3.2.- Reputata corretta l’attività interpretativa svolta dai giudici di merito e ritenuto, alla stregua di questa, che l’impegno del fideiussore fosse senza limiti di durata, quindi correlato al soddisfacimento dei creditori, perde ogni rilievo il riferimento all’art. 1183 cod. civ., così come fatto dal ricorrente.

Il relativo ragionamento -in sè corretto- sarebbe rilevante se si fosse ritenuto che l’obbligo del fideiussore fosse stato, per volontà delle parti o per applicazione dell’art. 1957 cod. civ., correlato alla scadenza dell’obbligazione principale.
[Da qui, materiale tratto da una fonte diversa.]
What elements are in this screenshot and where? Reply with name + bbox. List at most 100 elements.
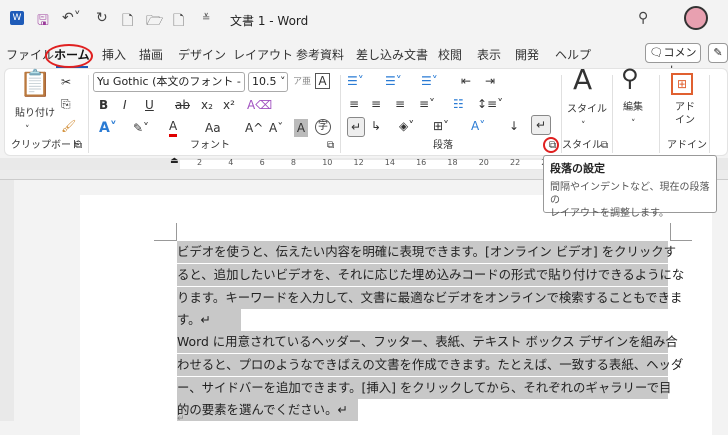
paragraph-2-line[interactable]: Word に用意されているヘッダー、フッター、表紙、テキスト ボックス デザイン… [177,331,678,353]
customize-toolbar-icon[interactable]: ≚ [202,13,210,24]
tab-help[interactable]: ヘルプ [555,46,591,63]
ruler-tick-label: 2 [197,158,203,167]
clear-formatting-icon[interactable]: A⌫ [247,96,272,114]
undo-icon[interactable]: ↶˅ [62,10,81,26]
addins-button[interactable]: アド イン [675,101,695,127]
addins-label: アド [675,102,695,113]
ribbon: 📋 貼り付け ˅ ✂ ⎘ 🖌 クリップボード ⧉ Yu Gothic (本文のフ… [4,66,728,156]
font-size-select[interactable]: 10.5 ˅ [248,72,288,92]
tooltip-line: レイアウトを調整します。 [550,208,669,219]
ruler-tick-label: 8 [290,158,296,167]
tab-developer[interactable]: 開発 [515,46,539,63]
enclosed-character-icon[interactable]: 字 [315,119,331,135]
numbering-icon[interactable]: ☰˅ [385,72,402,90]
font-name-select[interactable]: Yu Gothic (本文のフォント - 日 ˅ [93,72,245,92]
font-group-label: フォント [190,140,230,151]
avatar[interactable] [684,6,708,30]
strikethrough-button[interactable]: ab [175,96,190,114]
justify-icon[interactable]: ≡˅ [419,95,435,113]
indent-marker-icon[interactable]: ⏏ [170,156,179,166]
shading-icon[interactable]: ◈˅ [399,117,414,135]
tab-references[interactable]: 参考資料 [296,46,344,63]
save-icon[interactable]: 🖫 [37,10,49,34]
addins-group-label: アドイン [667,140,707,151]
align-left-icon[interactable]: ≡ [349,95,359,113]
document-page[interactable] [80,195,712,435]
align-center-icon[interactable]: ≡ [371,95,381,113]
paragraph-2-line[interactable]: ー、サイドバーを追加できます。[挿入] をクリックしてから、それぞれのギャラリー… [177,377,671,399]
bullets-icon[interactable]: ☰˅ [347,72,364,90]
search-icon[interactable]: ⚲ [638,10,648,26]
asian-layout-icon[interactable]: A˅ [471,117,485,135]
phonetic-guide-icon[interactable]: ア亜 [293,73,311,91]
line-spacing-icon[interactable]: ↕≡˅ [477,95,503,113]
cut-icon[interactable]: ✂ [61,73,71,91]
multilevel-list-icon[interactable]: ☰˅ [421,72,438,90]
document-title: 文書 1 - Word [230,14,309,28]
redo-icon[interactable]: ↻ [96,10,108,26]
italic-button[interactable]: I [123,96,127,114]
text-effects-icon[interactable]: A˅ [99,119,117,137]
addins-icon[interactable]: ⊞ [671,73,693,95]
clipboard-launcher-icon[interactable]: ⧉ [75,140,82,151]
ruler-tick-label: 18 [447,158,458,167]
comment-button[interactable]: 🗨コメント [645,43,701,77]
paragraph-1-line[interactable]: ビデオを使うと、伝えたい内容を明確に表現できます。[オンライン ビデオ] をクリ… [177,241,676,263]
show-marks-button[interactable]: ↵ [531,115,551,135]
print-preview-icon[interactable]: 🗋 [122,10,133,34]
new-document-icon[interactable]: 🗋 [173,10,184,34]
rtl-button[interactable]: ↳ [371,117,381,135]
tab-review[interactable]: 校閲 [438,46,462,63]
paragraph-1-line[interactable]: す。↵ [177,309,241,331]
paragraph-1-line[interactable]: ると、追加したいビデオを、それに応じた埋め込みコードの形式で貼り付けできるように… [177,264,684,286]
bold-button[interactable]: B [99,96,108,114]
enclose-characters-icon[interactable]: A [315,73,330,89]
shrink-font-button[interactable]: Aˇ [269,119,283,137]
copy-icon[interactable]: ⎘ [61,95,71,113]
ltr-button[interactable]: ↵ [347,117,365,137]
styles-button[interactable]: スタイル [567,101,607,119]
underline-button[interactable]: U [145,96,154,114]
vertical-ruler[interactable] [0,180,14,421]
ribbon-tabs: ファイル ホーム 挿入 描画 デザイン レイアウト 参考資料 差し込み文書 校閲… [0,40,728,77]
tab-layout[interactable]: レイアウト [233,46,293,63]
open-icon[interactable]: 🗁 [146,10,163,34]
styles-icon[interactable]: A [573,66,592,94]
find-icon[interactable]: ⚲ [621,66,639,90]
paste-button[interactable]: 貼り付け [15,105,55,123]
styles-dropdown-icon[interactable]: ˅ [581,117,586,135]
tooltip-title: 段落の設定 [550,162,605,175]
distributed-icon[interactable]: ☷ [453,95,464,113]
format-painter-icon[interactable]: 🖌 [61,117,76,135]
styles-launcher-icon[interactable]: ⧉ [601,140,608,151]
highlight-color-icon[interactable]: ✎˅ [133,119,149,137]
tab-draw[interactable]: 描画 [139,46,163,63]
font-size-value: 10.5 [252,75,277,88]
paragraph-2-line[interactable]: わせると、プロのようなできばえの文書を作成できます。たとえば、一致する表紙、ヘッ… [177,354,683,376]
tab-insert[interactable]: 挿入 [102,46,126,63]
tab-design[interactable]: デザイン [178,46,226,63]
change-case-button[interactable]: Aa [205,119,221,137]
paragraph-2-line[interactable]: 的の要素を選んでください。↵ [177,399,358,421]
paste-icon[interactable]: 📋 [19,71,51,97]
editing-mode-button[interactable]: ✎ [708,43,728,63]
align-right-icon[interactable]: ≡ [395,95,405,113]
font-name-value: Yu Gothic (本文のフォント - 日 [97,75,245,88]
decrease-indent-icon[interactable]: ⇤ [461,72,471,90]
tab-view[interactable]: 表示 [477,46,501,63]
subscript-button[interactable]: x₂ [201,96,213,114]
increase-indent-icon[interactable]: ⇥ [485,72,495,90]
font-launcher-icon[interactable]: ⧉ [327,140,334,151]
editing-dropdown-icon[interactable]: ˅ [631,115,636,133]
ruler-tick-label: 12 [353,158,364,167]
superscript-button[interactable]: x² [223,96,235,114]
tab-mailings[interactable]: 差し込み文書 [356,46,428,63]
sort-icon[interactable]: ↓ [509,117,519,135]
borders-icon[interactable]: ⊞˅ [433,117,449,135]
ruler-tick-label: 14 [384,158,395,167]
paragraph-1-line[interactable]: ります。キーワードを入力して、文書に最適なビデオをオンラインで検索することもでき… [177,287,682,309]
styles-group-label: スタイル [562,140,602,151]
font-color-icon[interactable]: A [169,119,178,137]
character-shading-icon[interactable]: A [294,119,308,137]
grow-font-button[interactable]: A^ [245,119,263,137]
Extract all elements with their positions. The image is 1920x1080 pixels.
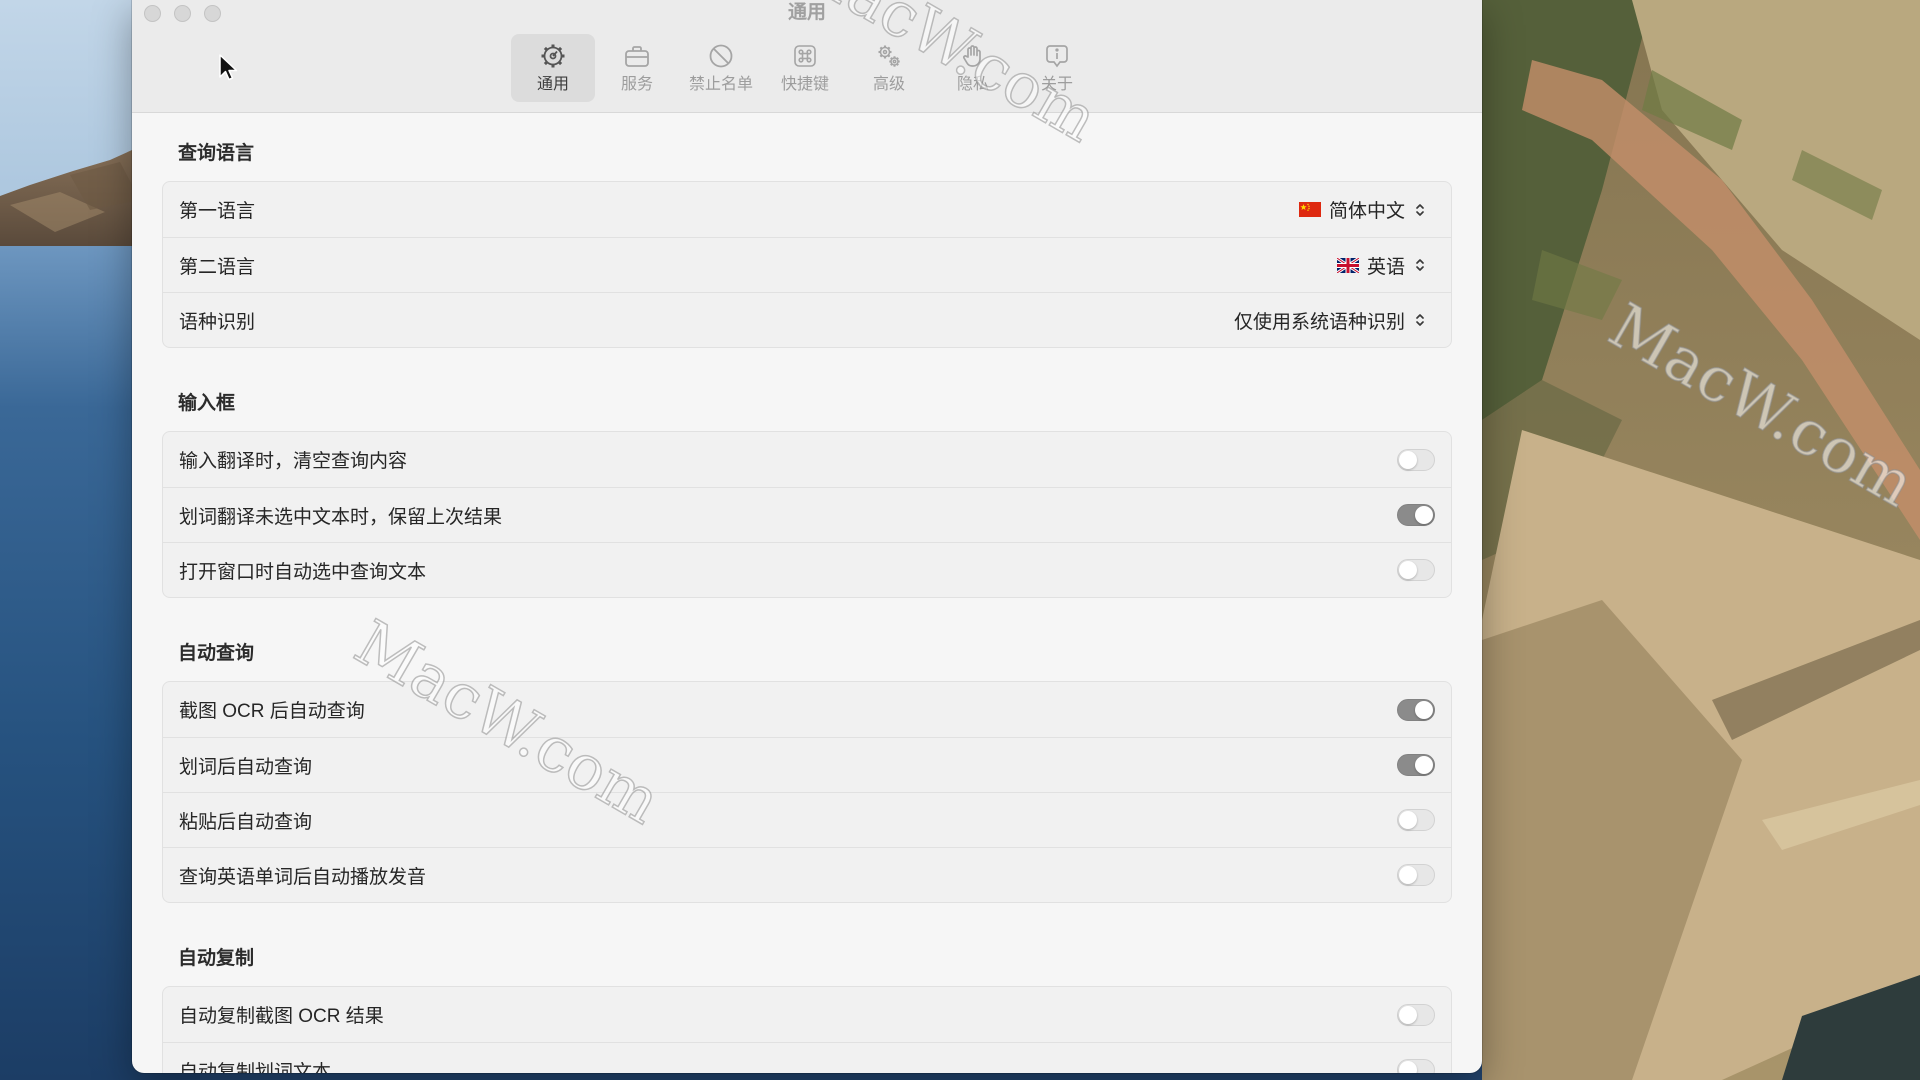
tab-general[interactable]: 通用 [511, 34, 595, 102]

Essendo questa priva di termine, allora l’applicazione dell’art. 1183 cod. civ. sarebbe valsa ad individuare tale scadenza, fissando così il dies a quo degli adempimenti dell’art. 1957 cod. civ..

Per contro, una volta esclusa -come ha escluso la Corte territoriale- l’operatività della norma, viene meno la necessità stessa di individuare un termine di scadenza dell’obbligazione principale, in quanto 1’obbligazione del fideiussore dura ben oltre tale scadenza, fino al soddisfacimento integrale del creditore.

In conclusione, il ricorso va rigettato.

4.- Le spese seguono la soccombenza e si liquidano come da dispositivo.

P.Q.M.

La Corte rigetta il ricorso, condanna il ricorrente al pagamento delle spese del giudizio di cassazione che liquida in favore dei resistenti nella somma di Euro 3.700,00, di cui Euro 200,00 per esborsi, oltre rimborso spese generali, IVA e CPA come per legge.

Così deciso in Roma, il 9 maggio 2012.